Milde lächelt der 59-Jährige über die naive Städterin. Denn so einfach ist das nicht. Immer wieder würde sich etwas in die Beete schmuggeln, was dort nicht hingehöre. Raus damit. Wolfsmilch etwa müsse „gründlich ausgeputzt“ werden. Zudem haben die Pflanzen ihren eigenen Willen. Da setze man eine weiße Indianernessel, und ein Jahr später ist sie purpurrot. Ein Rittersporn, der blau blühen sollte, präsentiert überraschend lilafarbene Blüten.

Funkien mögen keine Sonne

Manche Pflanzen sind wie Diven – anspruchsvoll und bisweilen etwas zickig. Klamandt weiß damit umzugehen, er kennt ihre Stärken und Schwächen. Einige Stauden vertrügen mehr Wasser, andere weniger.

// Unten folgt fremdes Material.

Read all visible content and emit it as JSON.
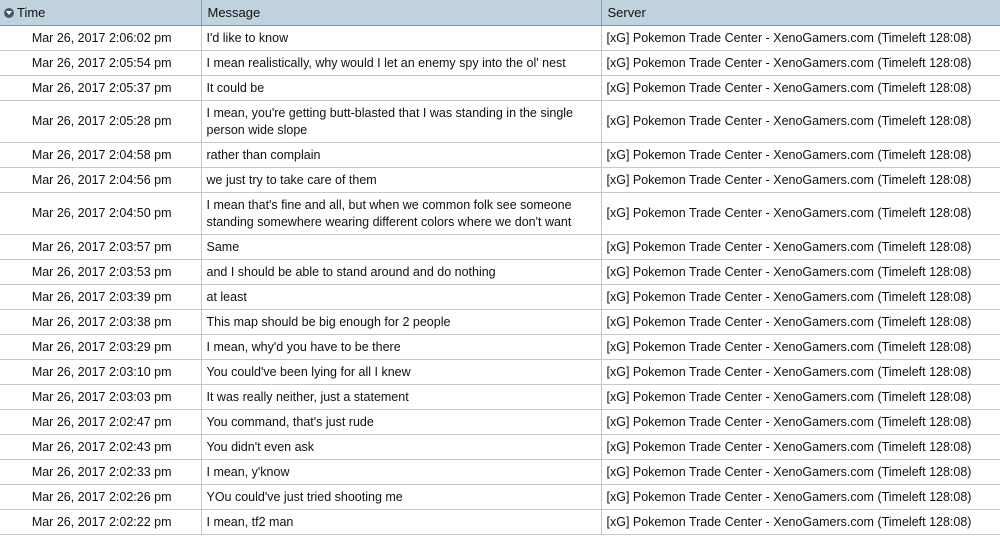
{
  "columns": {
    "time": "Time",
    "message": "Message",
    "server": "Server"
  },
  "rows": [
    {
      "time": "Mar 26, 2017 2:06:02 pm",
      "message": "I'd like to know",
      "server": "[xG] Pokemon Trade Center - XenoGamers.com (Timeleft 128:08)"
    },
    {
      "time": "Mar 26, 2017 2:05:54 pm",
      "message": "I mean realistically, why would I let an enemy spy into the ol' nest",
      "server": "[xG] Pokemon Trade Center - XenoGamers.com (Timeleft 128:08)"
    },
    {
      "time": "Mar 26, 2017 2:05:37 pm",
      "message": "It could be",
      "server": "[xG] Pokemon Trade Center - XenoGamers.com (Timeleft 128:08)"
    },
    {
      "time": "Mar 26, 2017 2:05:28 pm",
      "message": "I mean, you're getting butt-blasted that I was standing in the single person wide slope",
      "server": "[xG] Pokemon Trade Center - XenoGamers.com (Timeleft 128:08)"
    },
    {
      "time": "Mar 26, 2017 2:04:58 pm",
      "message": "rather than complain",
      "server": "[xG] Pokemon Trade Center - XenoGamers.com (Timeleft 128:08)"
    },
    {
      "time": "Mar 26, 2017 2:04:56 pm",
      "message": "we just try to take care of them",
      "server": "[xG] Pokemon Trade Center - XenoGamers.com (Timeleft 128:08)"
    },
    {
      "time": "Mar 26, 2017 2:04:50 pm",
      "message": "I mean that's fine and all, but when we common folk see someone standing somewhere wearing different colors where we don't want",
      "server": "[xG] Pokemon Trade Center - XenoGamers.com (Timeleft 128:08)"
    },
    {
      "time": "Mar 26, 2017 2:03:57 pm",
      "message": "Same",
      "server": "[xG] Pokemon Trade Center - XenoGamers.com (Timeleft 128:08)"
    },
    {
      "time": "Mar 26, 2017 2:03:53 pm",
      "message": "and I should be able to stand around and do nothing",
      "server": "[xG] Pokemon Trade Center - XenoGamers.com (Timeleft 128:08)"
    },
    {
      "time": "Mar 26, 2017 2:03:39 pm",
      "message": "at least",
      "server": "[xG] Pokemon Trade Center - XenoGamers.com (Timeleft 128:08)"
    },
    {
      "time": "Mar 26, 2017 2:03:38 pm",
      "message": "This map should be big enough for 2 people",
      "server": "[xG] Pokemon Trade Center - XenoGamers.com (Timeleft 128:08)"
    },
    {
      "time": "Mar 26, 2017 2:03:29 pm",
      "message": "I mean, why'd you have to be there",
      "server": "[xG] Pokemon Trade Center - XenoGamers.com (Timeleft 128:08)"
    },
    {
      "time": "Mar 26, 2017 2:03:10 pm",
      "message": "You could've been lying for all I knew",
      "server": "[xG] Pokemon Trade Center - XenoGamers.com (Timeleft 128:08)"
    },
    {
      "time": "Mar 26, 2017 2:03:03 pm",
      "message": "It was really neither, just a statement",
      "server": "[xG] Pokemon Trade Center - XenoGamers.com (Timeleft 128:08)"
    },
    {
      "time": "Mar 26, 2017 2:02:47 pm",
      "message": "You command, that's just rude",
      "server": "[xG] Pokemon Trade Center - XenoGamers.com (Timeleft 128:08)"
    },
    {
      "time": "Mar 26, 2017 2:02:43 pm",
      "message": "You didn't even ask",
      "server": "[xG] Pokemon Trade Center - XenoGamers.com (Timeleft 128:08)"
    },
    {
      "time": "Mar 26, 2017 2:02:33 pm",
      "message": "I mean, y'know",
      "server": "[xG] Pokemon Trade Center - XenoGamers.com (Timeleft 128:08)"
    },
    {
      "time": "Mar 26, 2017 2:02:26 pm",
      "message": "YOu could've just tried shooting me",
      "server": "[xG] Pokemon Trade Center - XenoGamers.com (Timeleft 128:08)"
    },
    {
      "time": "Mar 26, 2017 2:02:22 pm",
      "message": "I mean, tf2 man",
      "server": "[xG] Pokemon Trade Center - XenoGamers.com (Timeleft 128:08)"
    }
  ]
}
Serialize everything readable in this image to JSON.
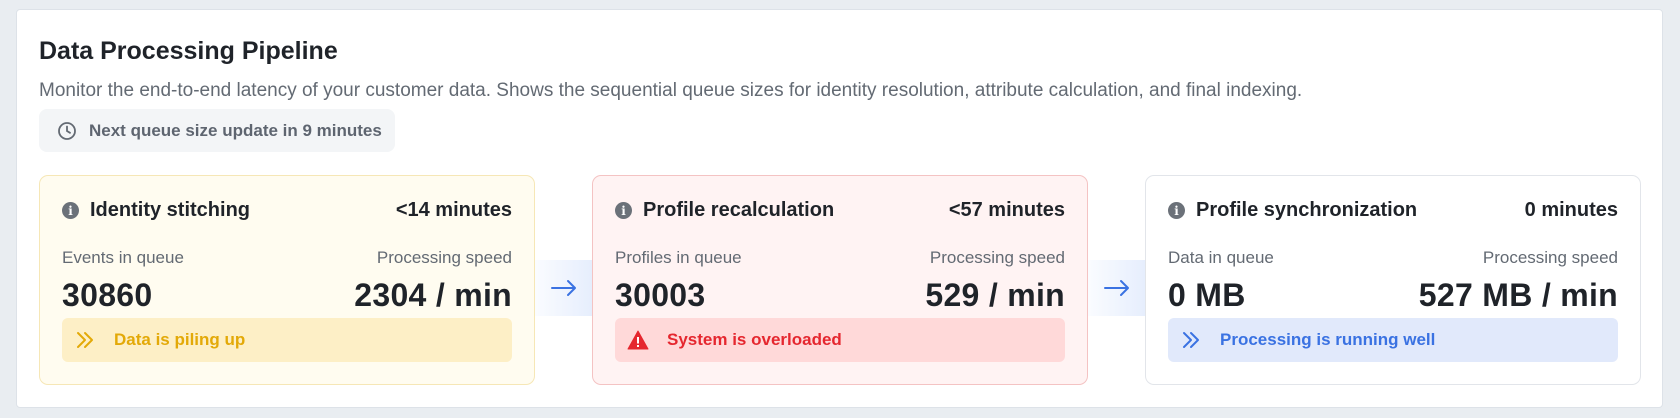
{
  "header": {
    "title": "Data Processing Pipeline",
    "description": "Monitor the end-to-end latency of your customer data. Shows the sequential queue sizes for identity resolution, attribute calculation, and final indexing.",
    "update_text": "Next queue size update in 9 minutes"
  },
  "stages": [
    {
      "name": "Identity stitching",
      "eta": "<14 minutes",
      "queue_label": "Events in queue",
      "queue_value": "30860",
      "speed_label": "Processing speed",
      "speed_value": "2304 / min",
      "status_text": "Data is piling up",
      "status": "warning",
      "status_icon": "double-chevron-right-icon"
    },
    {
      "name": "Profile recalculation",
      "eta": "<57 minutes",
      "queue_label": "Profiles in queue",
      "queue_value": "30003",
      "speed_label": "Processing speed",
      "speed_value": "529 / min",
      "status_text": "System is overloaded",
      "status": "error",
      "status_icon": "warning-triangle-icon"
    },
    {
      "name": "Profile synchronization",
      "eta": "0 minutes",
      "queue_label": "Data in queue",
      "queue_value": "0 MB",
      "speed_label": "Processing speed",
      "speed_value": "527 MB / min",
      "status_text": "Processing is running well",
      "status": "ok",
      "status_icon": "double-chevron-right-icon"
    }
  ],
  "colors": {
    "warning": "#e3a908",
    "error": "#e5272f",
    "ok": "#3a72e2",
    "arrow": "#3a72e2"
  }
}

Ebenso sei der Standort zu bedenken. „Funkien mögen nicht so viel Sonne“, weiß der Experte und blickt liebevoll auf die Herzblattlilien. Seinen Beruf hat Klamandt von der Pike auf gelernt, zusätzlich noch ein Studium an der Fachhochschule für Gartenbau in Erfurt absolviert.

Außen, vor der weißen Mauer, ballen sich weiße Hortensien. Wie groß und dick die sind! „Das ist die sehr robuste Sorte Annabelle“, sagt Klamandt. Dass sie nun hier wächst, war der Wunsch der Landschaftsarchitektin, die vor Jahren einen Umbau gestaltete. Weiße Blumen vorm Hintergrund einer kalkweißen Mauer. Klamandt war skeptisch. Später hat ihn die phänomenale Wirkung überzeugt. Im Hintergrund erhebt sich der Schinkel’sche Kirchturm, heute unter einem weiß-blau getupften Himmel. Klamandt preist das geniale Zusammenspiel des legendären Architekten mit den Gartenkünstlern Lenné und Pückler. „Die haben sich schon was dabei gedacht, als sie das Areal einst geplant haben“, sagt er voller Stolz.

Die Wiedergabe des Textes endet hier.